Thanks to the new nickel-a-gallon boost that raised the state's gasoline tax to 23 1/2 cents a gallon, Marylanders are facing some of the highest prices in the mid-Atlantic region, and gas dealers along the state's borders are finding it difficult to compete.
"I would say 20 percent of the dealers [along Maryland's borders] are in trouble," said Melvin Sherbert, the owner of two Prince George's County stations near Washington and president of the Greater Washington/Maryland Service Station and Automotive Repair Association.
A survey released yesterday by the American Automobile Association found that the average price for self-serve regular unleaded gasoline nationwide is $1.139 a gallon, 2.2 cents a gallon less than a year ago.
But prices in Maryland are slightly higher than they were a year ago, according to a survey by Maryland Division AAA Mid-Atlantic, a local affiliate of the national travel association.
The cost of self-serve regular unleaded, which accounts for about 50 percent of all sales in the state, was $1.128 a gallon Friday, compared with $1.059 a gallon in April and $1.117 a year ago, the Maryland AAA survey found.
The price of self-serve mid-grade was 2.5 cents higher than it was a year ago and 6 cents higher than in April. Premium gasoline at the self-serve island was about 1.5 cents higher than in 1991 and 7 cents higher than in April.

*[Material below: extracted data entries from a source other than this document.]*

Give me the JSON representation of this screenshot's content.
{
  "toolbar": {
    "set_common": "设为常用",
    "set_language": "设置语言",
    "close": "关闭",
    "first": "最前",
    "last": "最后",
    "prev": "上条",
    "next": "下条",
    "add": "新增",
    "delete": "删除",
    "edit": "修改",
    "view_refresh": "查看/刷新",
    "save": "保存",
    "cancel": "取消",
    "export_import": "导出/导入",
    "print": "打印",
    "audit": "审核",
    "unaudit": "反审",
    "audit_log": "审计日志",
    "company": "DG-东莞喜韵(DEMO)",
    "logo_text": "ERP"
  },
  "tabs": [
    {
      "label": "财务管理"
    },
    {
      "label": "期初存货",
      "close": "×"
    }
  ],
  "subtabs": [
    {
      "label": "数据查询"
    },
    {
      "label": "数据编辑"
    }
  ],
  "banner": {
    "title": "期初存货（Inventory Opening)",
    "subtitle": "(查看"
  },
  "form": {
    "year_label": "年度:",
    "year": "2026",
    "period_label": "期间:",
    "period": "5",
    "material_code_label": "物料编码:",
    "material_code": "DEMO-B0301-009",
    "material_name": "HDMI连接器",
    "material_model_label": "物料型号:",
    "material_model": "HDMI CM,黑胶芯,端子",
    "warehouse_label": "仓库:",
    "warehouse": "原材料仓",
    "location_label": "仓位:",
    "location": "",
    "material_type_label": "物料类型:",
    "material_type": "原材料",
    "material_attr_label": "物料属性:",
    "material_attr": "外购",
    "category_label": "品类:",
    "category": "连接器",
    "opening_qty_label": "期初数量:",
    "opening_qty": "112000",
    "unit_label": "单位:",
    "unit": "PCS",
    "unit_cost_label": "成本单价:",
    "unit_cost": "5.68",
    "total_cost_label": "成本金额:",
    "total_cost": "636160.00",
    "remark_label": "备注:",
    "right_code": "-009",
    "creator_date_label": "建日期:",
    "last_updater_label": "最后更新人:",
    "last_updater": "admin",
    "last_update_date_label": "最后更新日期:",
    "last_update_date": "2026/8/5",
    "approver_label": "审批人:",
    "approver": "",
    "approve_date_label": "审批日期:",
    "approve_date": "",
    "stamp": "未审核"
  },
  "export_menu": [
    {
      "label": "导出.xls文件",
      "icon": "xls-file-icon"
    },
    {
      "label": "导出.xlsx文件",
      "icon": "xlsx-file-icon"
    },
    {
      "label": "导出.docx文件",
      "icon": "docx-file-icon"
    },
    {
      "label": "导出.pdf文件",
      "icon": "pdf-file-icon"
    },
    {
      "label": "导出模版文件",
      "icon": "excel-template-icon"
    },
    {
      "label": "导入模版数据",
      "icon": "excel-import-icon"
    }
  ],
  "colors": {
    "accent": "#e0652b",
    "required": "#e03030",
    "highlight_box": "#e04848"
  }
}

The two surveys show that Marylanders are paying an average of 4.7 cents to 8 cents a gallon more for the best-selling gasoline than are motorists in Delaware, Pennsylvania, Virginia or Washington.
Eight cents might not seem like a business-buster, but it might determine who survives and who fails, said Mr. Sherbert, who owns Amoco stations in Suitland and Silver Hill.
Since the gasoline tax increase took effect May 1, he said, his volume is off about 15 percent compared with the same period last year. That translates into a decline of about 20,000 gallons a month.
Mr. Sherbert said his stations probably do better than others near Maryland's borders. "I have a buffer zone between me and the border. There are stations between mine and the border," he said. Mr. Sherbert said he's heard gas sales at stations closer to the border "are probably off 20 percent or more."
"In this industry, there's a saying: 'You get bigger or you get going,' " Mr. Sherbert said.
It was his way of saying that station owners, who could make a comfortable living in the early 1970s pumping 40,000 gallons a month and doing auto repair work, need to sell 150,000 gallons to maintain the same standard of living today.
"People that were doing great are now doing well today," he said. "People that were doing well are satisfactory. Those that were satisfactory are now marginal. And the marginal -- I don't see how they are going to survive. They could be on their way out the door."
James Jackson operates Fort DuPont Amoco on Alabama Avenue in Washington. He said he has been on both sides of the fence and remembers how tough it was in the early 1980s, when the tables were turned and Washington had the higher gasoline tax.
"Some dealers went out of business," he said. Mr. Jackson said he charges about 3 cents a gallon less than nearby Maryland dealers and that his volume is up 5 percent to 10 percent.
Mr. Jackson recognizes that he has a competitive advantage and could boost his volume substantially by trimming his profit margin. "But I'm not out to kill the other dealers," he said. "I can't pump all of the gas."